Enfin, en mars 2014, dans la presse locale : 

 « Un chantier qui a pris quelque retard en raison de la période de nidification à protéger mais qui devrait démarrer en avril et se terminer en novembre 2014. »

En effet, François Auber a avancé les périodes de nidification et des recours juridiques contre le projet pour expliquer ces reports perpétuels.

Nous nous étonnons quand même du manque de cohérence d’un projet qui, rappelons-le a déjà coûté 220 000 € (http://atelierdesaintgeorges.com/amenagement-urbain21.html) : que doit financer la commune : l’accessibilité ou simplement le mobilier extérieur ?

Une autre question aussi est soulevée : pourquoi le GPMH ne communique-t-il pas du tout sur ce projet ?
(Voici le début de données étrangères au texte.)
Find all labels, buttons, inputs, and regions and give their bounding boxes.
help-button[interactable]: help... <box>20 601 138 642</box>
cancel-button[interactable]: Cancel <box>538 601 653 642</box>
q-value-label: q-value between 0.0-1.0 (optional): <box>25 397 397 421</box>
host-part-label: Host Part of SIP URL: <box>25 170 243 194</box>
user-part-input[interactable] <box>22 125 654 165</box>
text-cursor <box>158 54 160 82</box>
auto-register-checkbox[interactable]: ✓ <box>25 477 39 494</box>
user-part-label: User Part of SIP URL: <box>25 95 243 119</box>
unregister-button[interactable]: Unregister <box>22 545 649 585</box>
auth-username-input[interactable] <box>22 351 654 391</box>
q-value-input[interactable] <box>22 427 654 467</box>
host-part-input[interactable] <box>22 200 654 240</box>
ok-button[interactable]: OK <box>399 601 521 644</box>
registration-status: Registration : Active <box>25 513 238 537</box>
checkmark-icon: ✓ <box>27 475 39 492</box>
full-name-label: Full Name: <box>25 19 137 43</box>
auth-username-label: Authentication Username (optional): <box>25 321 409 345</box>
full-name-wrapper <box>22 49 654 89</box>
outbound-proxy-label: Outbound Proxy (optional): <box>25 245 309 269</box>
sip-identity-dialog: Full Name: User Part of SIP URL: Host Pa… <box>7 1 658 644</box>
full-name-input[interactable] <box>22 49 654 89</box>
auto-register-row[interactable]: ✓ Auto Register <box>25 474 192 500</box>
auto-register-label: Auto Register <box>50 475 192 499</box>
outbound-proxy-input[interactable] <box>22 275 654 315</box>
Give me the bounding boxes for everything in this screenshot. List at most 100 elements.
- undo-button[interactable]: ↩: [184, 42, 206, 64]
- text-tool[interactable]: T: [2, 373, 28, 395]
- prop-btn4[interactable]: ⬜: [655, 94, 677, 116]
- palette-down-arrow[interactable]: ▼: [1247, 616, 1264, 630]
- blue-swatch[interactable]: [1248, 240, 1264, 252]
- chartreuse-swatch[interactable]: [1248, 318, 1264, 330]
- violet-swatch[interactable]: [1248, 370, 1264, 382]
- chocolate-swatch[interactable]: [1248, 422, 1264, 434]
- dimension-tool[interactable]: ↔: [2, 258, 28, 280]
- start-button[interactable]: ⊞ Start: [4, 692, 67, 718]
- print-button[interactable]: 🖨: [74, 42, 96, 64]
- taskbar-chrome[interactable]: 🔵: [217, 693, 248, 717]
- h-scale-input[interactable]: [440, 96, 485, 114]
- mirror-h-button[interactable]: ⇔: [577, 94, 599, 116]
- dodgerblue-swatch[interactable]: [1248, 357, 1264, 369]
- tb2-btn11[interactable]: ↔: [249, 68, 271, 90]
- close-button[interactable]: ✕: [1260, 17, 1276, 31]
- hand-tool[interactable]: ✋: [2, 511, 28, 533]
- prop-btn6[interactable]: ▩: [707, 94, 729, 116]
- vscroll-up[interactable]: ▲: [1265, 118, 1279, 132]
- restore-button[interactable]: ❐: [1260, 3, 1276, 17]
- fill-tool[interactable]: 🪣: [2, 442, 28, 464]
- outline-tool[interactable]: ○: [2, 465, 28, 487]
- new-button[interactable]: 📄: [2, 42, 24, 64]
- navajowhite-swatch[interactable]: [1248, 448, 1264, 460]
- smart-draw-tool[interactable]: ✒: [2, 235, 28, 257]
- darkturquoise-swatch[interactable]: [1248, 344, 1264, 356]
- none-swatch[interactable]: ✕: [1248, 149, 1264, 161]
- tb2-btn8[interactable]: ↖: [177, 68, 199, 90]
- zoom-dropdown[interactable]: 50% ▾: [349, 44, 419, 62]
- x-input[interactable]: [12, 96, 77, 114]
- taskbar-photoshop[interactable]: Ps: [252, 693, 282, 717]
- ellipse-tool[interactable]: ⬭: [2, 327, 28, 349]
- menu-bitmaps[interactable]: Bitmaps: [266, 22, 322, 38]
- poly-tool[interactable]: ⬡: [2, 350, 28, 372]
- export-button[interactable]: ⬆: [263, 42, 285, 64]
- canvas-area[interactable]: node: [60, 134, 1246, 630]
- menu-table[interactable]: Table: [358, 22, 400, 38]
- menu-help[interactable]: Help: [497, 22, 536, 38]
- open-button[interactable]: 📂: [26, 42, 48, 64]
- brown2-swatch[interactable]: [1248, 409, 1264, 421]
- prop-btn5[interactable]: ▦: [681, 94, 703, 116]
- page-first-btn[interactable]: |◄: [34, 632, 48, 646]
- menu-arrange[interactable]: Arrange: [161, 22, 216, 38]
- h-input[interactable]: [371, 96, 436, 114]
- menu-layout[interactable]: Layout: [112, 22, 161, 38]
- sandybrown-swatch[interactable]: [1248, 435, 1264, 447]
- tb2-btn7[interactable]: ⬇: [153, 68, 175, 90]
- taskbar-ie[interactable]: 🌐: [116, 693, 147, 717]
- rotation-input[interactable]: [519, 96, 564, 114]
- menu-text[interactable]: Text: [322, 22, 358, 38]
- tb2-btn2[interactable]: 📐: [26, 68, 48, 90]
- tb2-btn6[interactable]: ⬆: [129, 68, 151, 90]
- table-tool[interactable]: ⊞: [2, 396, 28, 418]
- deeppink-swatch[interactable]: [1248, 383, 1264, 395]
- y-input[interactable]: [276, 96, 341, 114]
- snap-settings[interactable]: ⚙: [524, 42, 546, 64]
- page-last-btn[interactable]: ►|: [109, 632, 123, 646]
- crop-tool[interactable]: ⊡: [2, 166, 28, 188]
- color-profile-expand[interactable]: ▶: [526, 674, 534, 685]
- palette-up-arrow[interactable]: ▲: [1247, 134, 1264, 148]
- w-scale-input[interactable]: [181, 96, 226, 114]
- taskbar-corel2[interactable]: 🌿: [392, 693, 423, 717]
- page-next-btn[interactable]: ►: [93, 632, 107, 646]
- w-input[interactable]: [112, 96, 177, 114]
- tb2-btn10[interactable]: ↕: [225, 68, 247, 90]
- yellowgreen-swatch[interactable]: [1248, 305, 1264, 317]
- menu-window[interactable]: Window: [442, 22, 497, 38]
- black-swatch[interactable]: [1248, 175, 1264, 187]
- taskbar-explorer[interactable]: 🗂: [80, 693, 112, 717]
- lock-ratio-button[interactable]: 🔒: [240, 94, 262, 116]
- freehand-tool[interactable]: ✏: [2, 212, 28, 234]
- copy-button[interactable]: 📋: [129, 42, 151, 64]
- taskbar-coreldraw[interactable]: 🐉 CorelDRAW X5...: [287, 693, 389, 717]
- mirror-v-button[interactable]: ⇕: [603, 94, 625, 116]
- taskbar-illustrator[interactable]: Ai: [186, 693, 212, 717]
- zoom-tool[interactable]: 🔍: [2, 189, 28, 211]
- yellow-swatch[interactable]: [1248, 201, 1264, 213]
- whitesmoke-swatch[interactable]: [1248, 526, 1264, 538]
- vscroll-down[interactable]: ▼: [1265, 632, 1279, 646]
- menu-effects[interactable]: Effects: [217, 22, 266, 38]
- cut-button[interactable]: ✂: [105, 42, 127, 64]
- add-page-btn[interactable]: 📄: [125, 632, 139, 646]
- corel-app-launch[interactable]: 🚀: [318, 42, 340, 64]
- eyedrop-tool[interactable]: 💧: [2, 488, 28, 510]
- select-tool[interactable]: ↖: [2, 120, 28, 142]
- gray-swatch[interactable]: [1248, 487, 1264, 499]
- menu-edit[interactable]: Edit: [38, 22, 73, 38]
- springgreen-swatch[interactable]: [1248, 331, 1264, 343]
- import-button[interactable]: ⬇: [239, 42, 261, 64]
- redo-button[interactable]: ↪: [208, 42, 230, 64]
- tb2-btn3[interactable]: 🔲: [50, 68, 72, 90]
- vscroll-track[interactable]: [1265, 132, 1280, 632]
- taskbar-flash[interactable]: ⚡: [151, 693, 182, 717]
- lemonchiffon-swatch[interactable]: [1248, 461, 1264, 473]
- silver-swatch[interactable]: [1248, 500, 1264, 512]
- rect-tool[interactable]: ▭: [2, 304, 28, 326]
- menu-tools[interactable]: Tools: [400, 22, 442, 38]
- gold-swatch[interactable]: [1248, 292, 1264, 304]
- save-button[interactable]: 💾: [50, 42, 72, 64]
Pour les touristes et les baigneurs

L’ensemble du conseil a aussi voté une délibération concernant la vente des jetons pour l’aire de camping-cars. La mairie n’étant pas toujours ouverte, les commerçants seront habilités à les commercialiser, à hauteur de 2 €.

Puis la surveillance de la plage a été actée du 5 juillet au 31 août.

Un Mât de mesure au large de Fécamp

Enfin, le conseil a voté pour l’installation d’un mât de mesure au large de Fécamp (19 voix pour).

 

D’autres questions ont été abordées pendant cette réunion du 26 mai : intercommunalité et urbanisme. Les débats ont été vifs. Nous en parlerons dans un prochain article.